WASHINGTON, D.C. – Financial regulators still need to implement an executive pay rule mandated by the 2010 Dodd-Frank Wall Street Reform and Consumer Protection Act to curb inappropriate risk-taking by bankers, according to a new report from Public Citizen released today. Despite a 2011 deadline to implement such a rule and repeated instances of fraud, bribery, and abuse in the banking industry, the rule has yet to materialize.
“When bankers seek to maximize their compensation by any means, the devastation can be enormous, as we saw in the Great Depression and Great Recession,” said Bartlett Naylor, financial policy advocate for Public Citizen and author of the report. “Money-laundering that fuels drug lords and tyrants, bribery that undermines government development programs and public trust, and consumers paying fees on accounts they didn’t open all were the result of inappropriate behavior by bankers. The time is now for financial regulators must propose a strong rule implementing Section 956.”
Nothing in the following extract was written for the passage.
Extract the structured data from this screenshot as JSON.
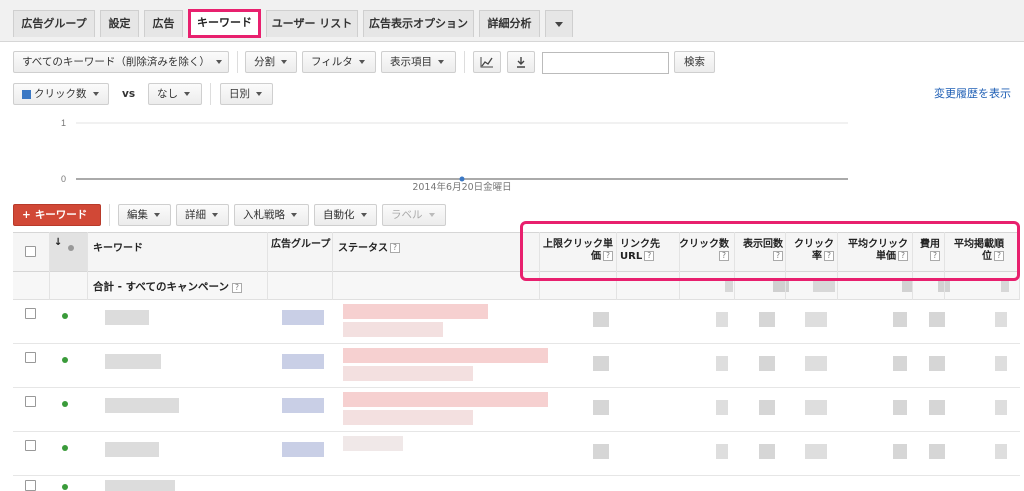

The report documents numerous infamous instances of inappropriate risk-taking that a strong rule under Section 956 of Dodd-Frank might have constrained or prevented entirely:
- JP Morgan lost $6 billion in flawed derivatives bets known as the “London Whale,” connected to plan to boost senior executive pay;
- Goldman Sachs bribed Malaysian government officials to win lucrative bond underwriting deals, which also involved embezzlement of more than $1 billion;
- Wells Fargo’s untenable quotas pressured agents to create fake accounts to boost senior executive pay linked to account growth metrics;
- Supporters of a OneWest merger flooded regulators with suspect endorsement letters in a deal that promised a $24 million payout for the CEO; and
- In 2022 alone, numerous cases link compensation to fraud and investor abuse by banks, including examples such as: a fake account scam at U.S. Bank; abuse in student loans by Navient; investor abuse by Allianz, Schwab, First Republic Bank, and Credit Suisse; and violations of rules for monitoring possible money laundering by USAA Federal Savings Bank and Wells Fargo.
Public Citizen believes an effective rule must ban stock options at Wall Street banks, ban executive hedging on bonus pay, and require that a significant portion of banker pay be deferred for 10 years as insurance against potential misconduct.